Parties in telescope case visit Mauna Kea to assess effects

HILO >> The parties involved in the case of the giant telescope that could be built atop Mauna Kea toured the summit to observe potential impacts of a $1.4 billion telescope project.

The site visit took place Monday ahead of an Oct. 11 hearing, which will be the second contested case hearing related to the Thirty Meter Telescope. There are about two dozen parties involved in the case, the Hawaii Tribune-Herald reported Tuesday.

Those against the project say it will desecrate land sacred to Native Hawaiians, while supporters argue that astronomy is an important part of Hawaiian culture.

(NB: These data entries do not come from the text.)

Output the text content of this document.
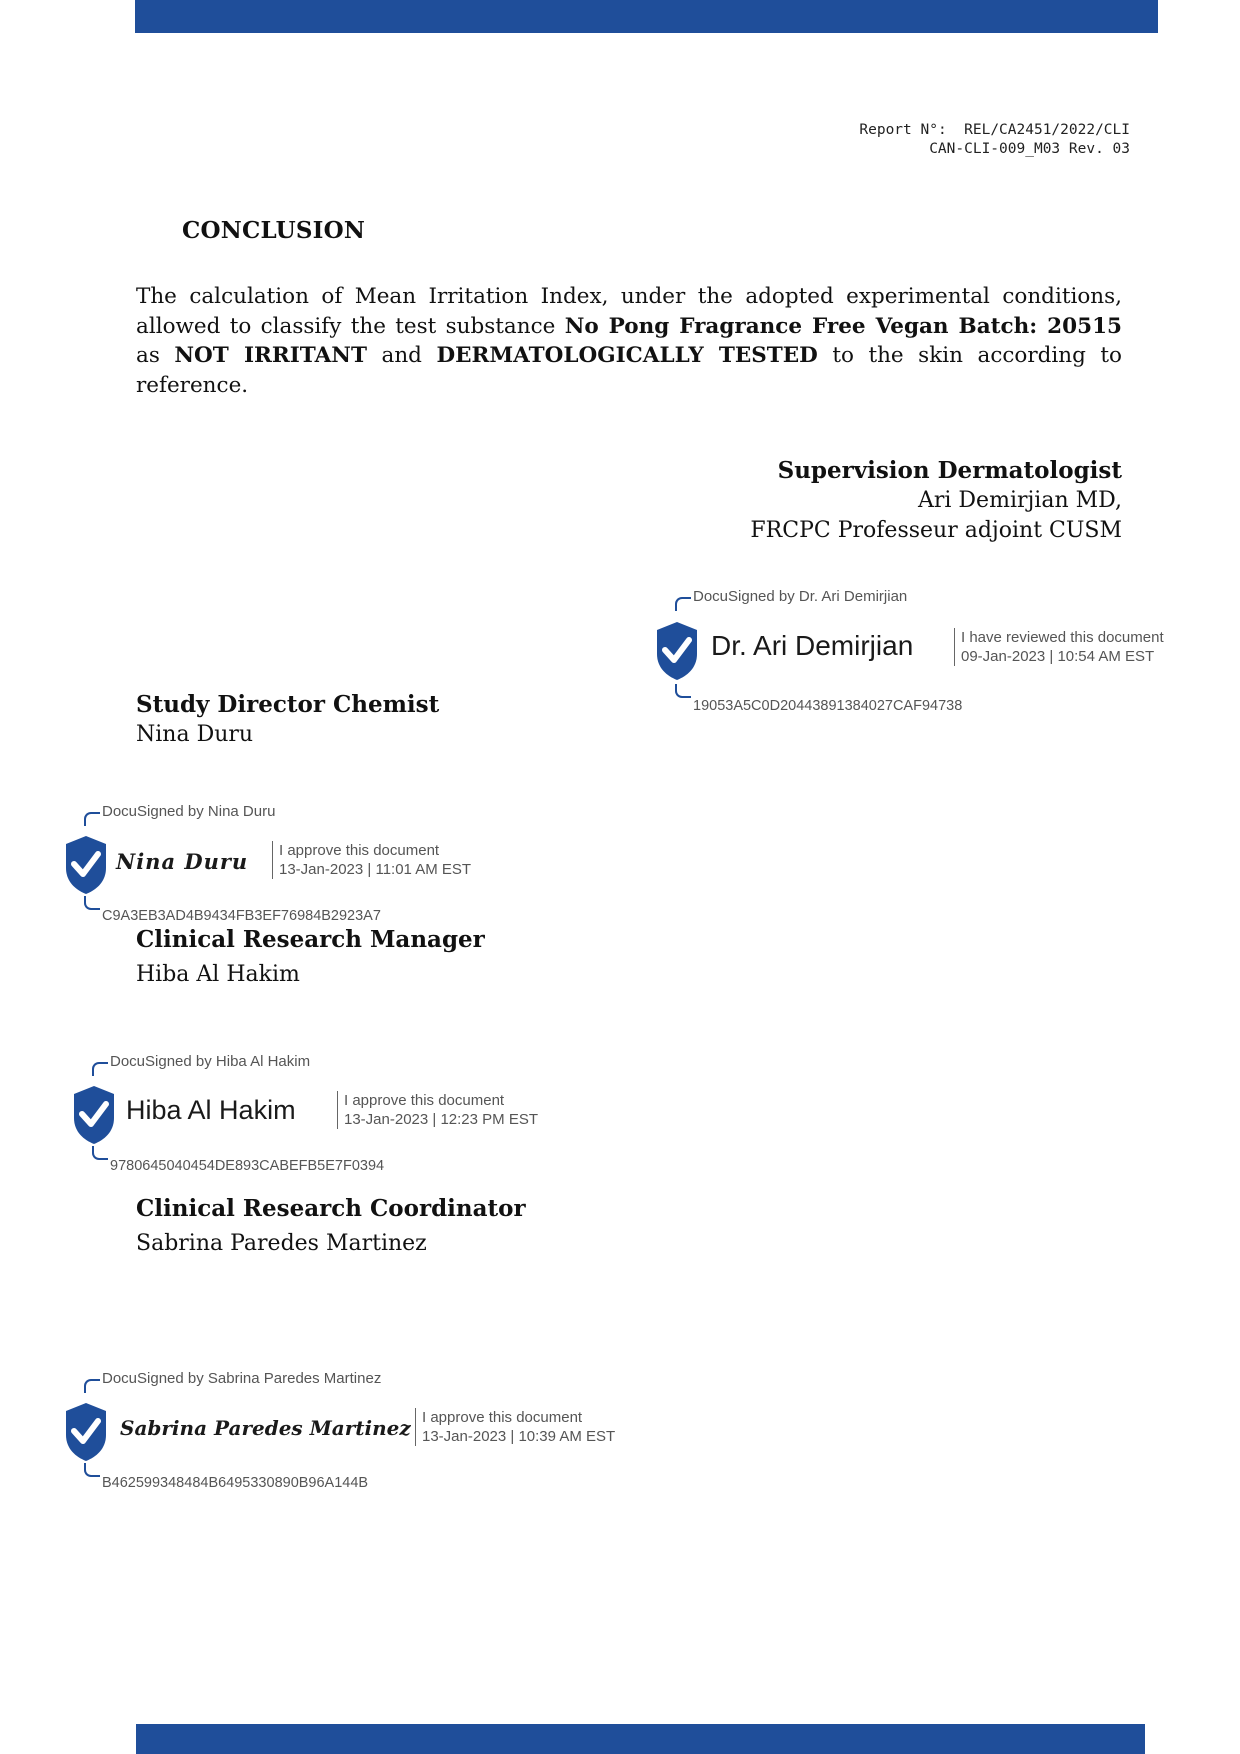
Report N°:  REL/CA2451/2022/CLI
CAN-CLI-009_M03 Rev. 03
CONCLUSION
The calculation of Mean Irritation Index, under the adopted experimental conditions, allowed to classify the test substance No Pong Fragrance Free Vegan Batch: 20515 as NOT IRRITANT and DERMATOLOGICALLY TESTED to the skin according to reference.
Supervision Dermatologist
Ari Demirjian MD,
FRCPC Professeur adjoint CUSM
DocuSigned by Dr. Ari Demirjian
Dr. Ari Demirjian	I have reviewed this document
09-Jan-2023 | 10:54 AM EST
19053A5C0D20443891384027CAF94738
Study Director Chemist
Nina Duru
DocuSigned by Nina Duru
Nina Duru I approve this document
13-Jan-2023 | 11:01 AM EST
C9A3EB3AD4B9434FB3EF76984B2923A7
Clinical Research Manager
Hiba Al Hakim
DocuSigned by Hiba Al Hakim
Hiba Al Hakim	I approve this document
13-Jan-2023 | 12:23 PM EST
9780645040454DE893CABEFB5E7F0394
Clinical Research Coordinator
Sabrina Paredes Martinez
DocuSigned by Sabrina Paredes Martinez
Sabrina Paredes Martinez I approve this document
13-Jan-2023 | 10:39 AM EST
B462599348484B6495330890B96A144B
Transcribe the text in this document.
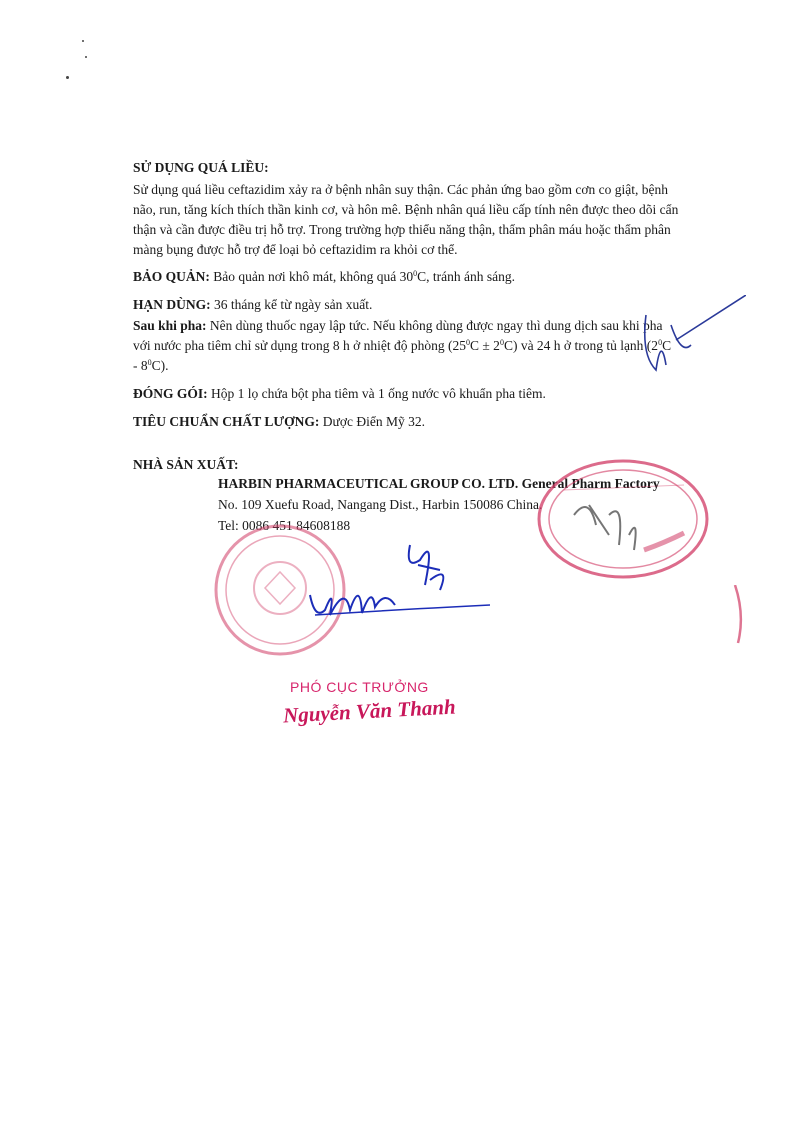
SỬ DỤNG QUÁ LIỀU:
Sử dụng quá liều ceftazidim xảy ra ở bệnh nhân suy thận. Các phản ứng bao gồm cơn co giật, bệnh
não, run, tăng kích thích thần kinh cơ, và hôn mê. Bệnh nhân quá liều cấp tính nên được theo dõi cẩn
thận và cần được điều trị hỗ trợ. Trong trường hợp thiểu năng thận, thẩm phân máu hoặc thẩm phân
màng bụng được hỗ trợ để loại bỏ ceftazidim ra khỏi cơ thể.
BẢO QUẢN: Bảo quản nơi khô mát, không quá $30^0C$, tránh ánh sáng.
HẠN DÙNG: 36 tháng kể từ ngày sản xuất.
Sau khi pha: Nên dùng thuốc ngay lập tức. Nếu không dùng được ngay thì dung dịch sau khi pha
với nước pha tiêm chỉ sử dụng trong 8 h ở nhiệt độ phòng $(25^0C \pm 2^0C)$ và 24 h ở trong tủ lạnh ($2^0C$
- $8^0C$).
ĐÓNG GÓI: Hộp 1 lọ chứa bột pha tiêm và 1 ống nước vô khuẩn pha tiêm.
TIÊU CHUẨN CHẤT LƯỢNG: Dược Điển Mỹ 32.
NHÀ SẢN XUẤT:
HARBIN PHARMACEUTICAL GROUP CO. LTD. General Pharm Factory
No. 109 Xuefu Road, Nangang Dist., Harbin 150086 China.
Tel: 0086 451 84608188
PHÓ CỤC TRƯỞNG
Nguyễn Văn Thanh
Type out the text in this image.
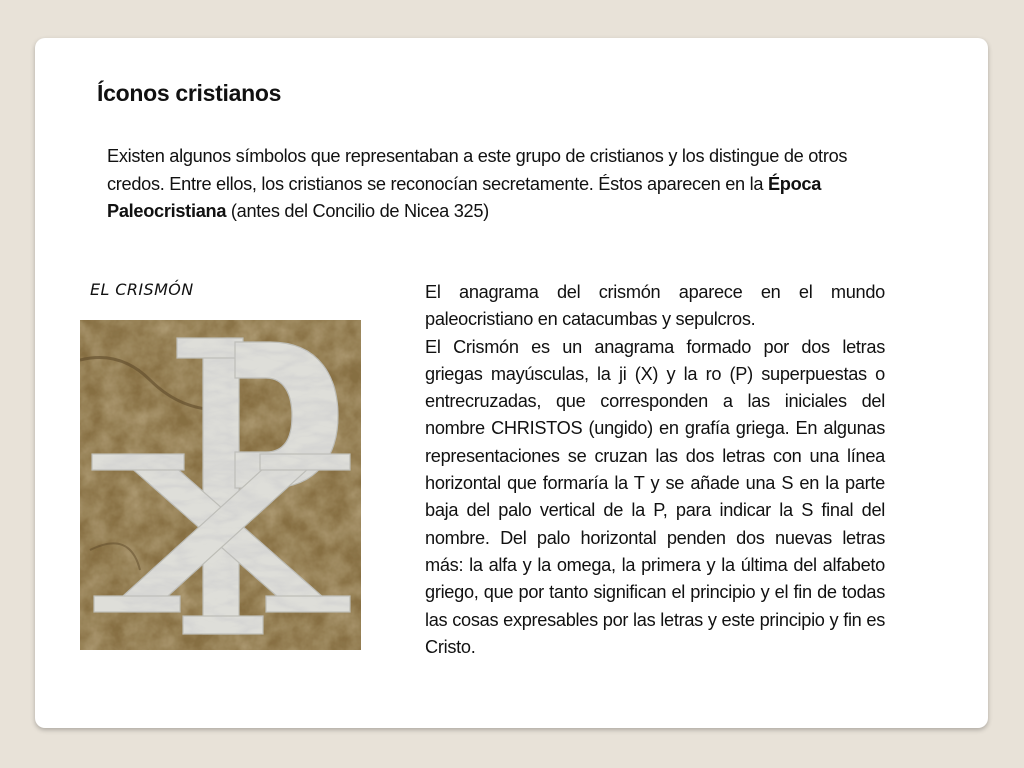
Íconos cristianos

Existen algunos símbolos que representaban a este grupo de cristianos y los distingue de otros credos. Entre ellos, los cristianos se reconocían secretamente. Éstos aparecen en la Época Paleocristiana (antes del Concilio de Nicea 325)

EL CRISMÓN	El anagrama del crismón aparece en el mundo paleocristiano en catacumbas y sepulcros.

El Crismón es un anagrama formado por dos letras griegas mayúsculas, la ji (X) y la ro (P) superpuestas o entrecruzadas, que corresponden a las iniciales del nombre CHRISTOS (ungido) en grafía griega. En algunas representaciones se cruzan las dos letras con una línea horizontal que formaría la T y se añade una S en la parte baja del palo vertical de la P, para indicar la S final del nombre. Del palo horizontal penden dos nuevas letras más: la alfa y la omega, la primera y la última del alfabeto griego, que por tanto significan el principio y el fin de todas las cosas expresables por las letras y este principio y fin es Cristo.
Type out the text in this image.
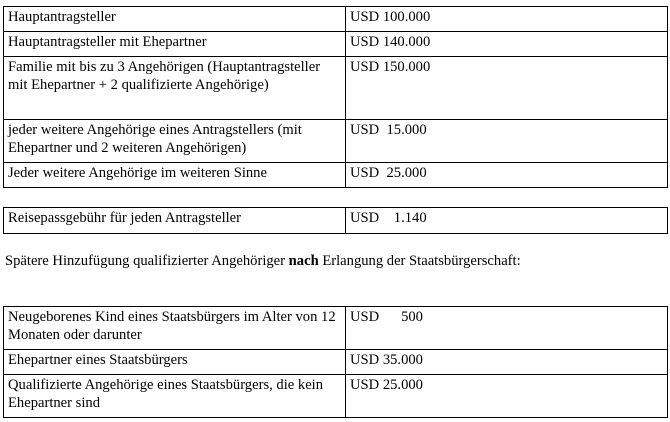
Hauptantragsteller	USD 100.000
Hauptantragsteller mit Ehepartner	USD 140.000
Familie mit bis zu 3 Angehörigen (Hauptantragsteller mit Ehepartner + 2 qualifizierte Angehörige)	USD 150.000
jeder weitere Angehörige eines Antragstellers (mit Ehepartner und 2 weiteren Angehörigen)	USD  15.000
Jeder weitere Angehörige im weiteren Sinne	USD  25.000
Reisepassgebühr für jeden Antragsteller	USD    1.140
Spätere Hinzufügung qualifizierter Angehöriger nach Erlangung der Staatsbürgerschaft:
Neugeborenes Kind eines Staatsbürgers im Alter von 12 Monaten oder darunter	USD      500
Ehepartner eines Staatsbürgers	USD 35.000
Qualifizierte Angehörige eines Staatsbürgers, die kein Ehepartner sind	USD 25.000
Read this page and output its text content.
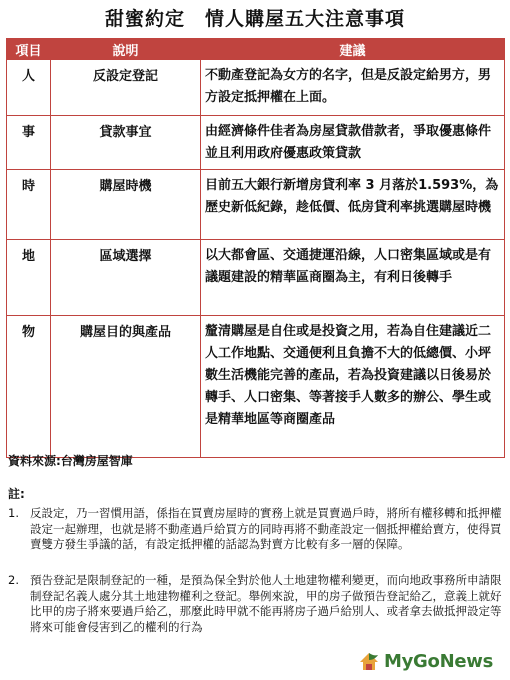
甜蜜約定　情人購屋五大注意事項
項目	說明	建議
人	反設定登記	不動產登記為女方的名字，但是反設定給男方，男方設定抵押權在上面。
事	貸款事宜	由經濟條件佳者為房屋貸款借款者，爭取優惠條件並且利用政府優惠政策貸款
時	購屋時機	目前五大銀行新增房貸利率 3 月落於1.593%，為歷史新低紀錄，趁低價、低房貸利率挑選購屋時機
地	區域選擇	以大都會區、交通捷運沿線，人口密集區域或是有議題建設的精華區商圈為主，有利日後轉手
物	購屋目的與產品	釐清購屋是自住或是投資之用，若為自住建議近二人工作地點、交通便利且負擔不大的低總價、小坪數生活機能完善的產品，若為投資建議以日後易於轉手、人口密集、等著接手人數多的辦公、學生或是精華地區等商圈產品
資料來源:台灣房屋智庫
註:
1. 反設定，乃一習慣用語，係指在買賣房屋時的實務上就是買賣過戶時，將所有權移轉和抵押權設定一起辦理，也就是將不動產過戶給買方的同時再將不動產設定一個抵押權給賣方，使得買賣雙方發生爭議的話，有設定抵押權的話認為對賣方比較有多一層的保障。
2. 預告登記是限制登記的一種，是預為保全對於他人土地建物權利變更，而向地政事務所申請限制登記名義人處分其土地建物權利之登記。舉例來說，甲的房子做預告登記給乙，意義上就好比甲的房子將來要過戶給乙，那麼此時甲就不能再將房子過戶給別人、或者拿去做抵押設定等將來可能會侵害到乙的權利的行為
MyGoNews
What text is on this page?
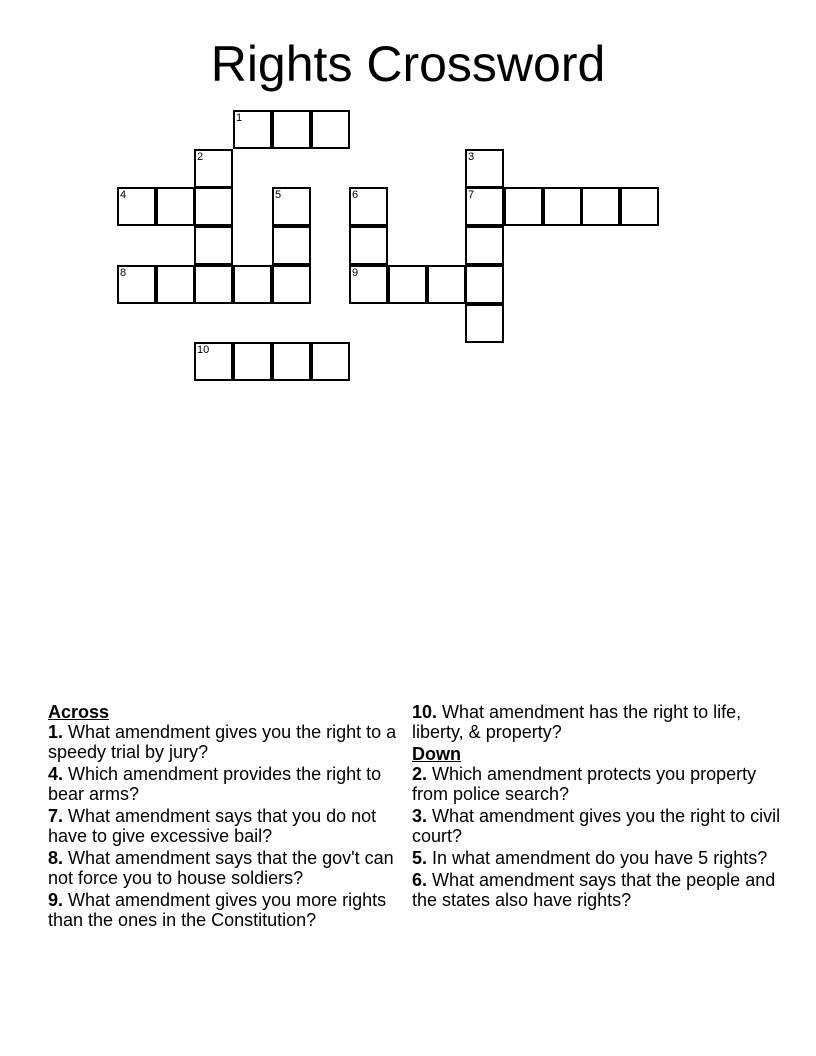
Rights Crossword
1
2	3
4	5	6	7
8	9
10
Across
1. What amendment gives you the right to a speedy trial by jury?
4. Which amendment provides the right to bear arms?
7. What amendment says that you do not have to give excessive bail?
8. What amendment says that the gov't can not force you to house soldiers?
9. What amendment gives you more rights than the ones in the Constitution?
10. What amendment has the right to life, liberty, & property?
Down
2. Which amendment protects you property from police search?
3. What amendment gives you the right to civil court?
5. In what amendment do you have 5 rights?
6. What amendment says that the people and the states also have rights?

People from both sides of the issue said Monday’s site visit went smoothly.

“It appears that everything the judge wanted in the site visit was accomplished,” said University of Hawaii spokesman Dan Meisenzahl. “We’re looking forward to the contested case hearing starting.”

The university system holds the master lease for the summit, and the telescope project pays $300,000 annually for a sublease.

Joseph Kualii Lindsey Camara, who opposes the telescope project, said the visit went well but he would have liked to spend more time touring the summit.

“I think you get a better feel of the place, but it is what it is,” Camara said. “All of the areas are really different, you know? It’s a lot of different spaces.”

Construction of the telescope was halted last year after several protests on Mauna Kea. The state Supreme Court in December invalidated the project’s permit, ruling that the Hawaii Board of Land and Natural Resources should have held a hearing prior to issuing a permit to construct the telescope on land designated for conservation.

Next month’s contested case hearing is being overseen by retired Judge Riki May Amano and includes the original six parties to the first case as well as several new parties.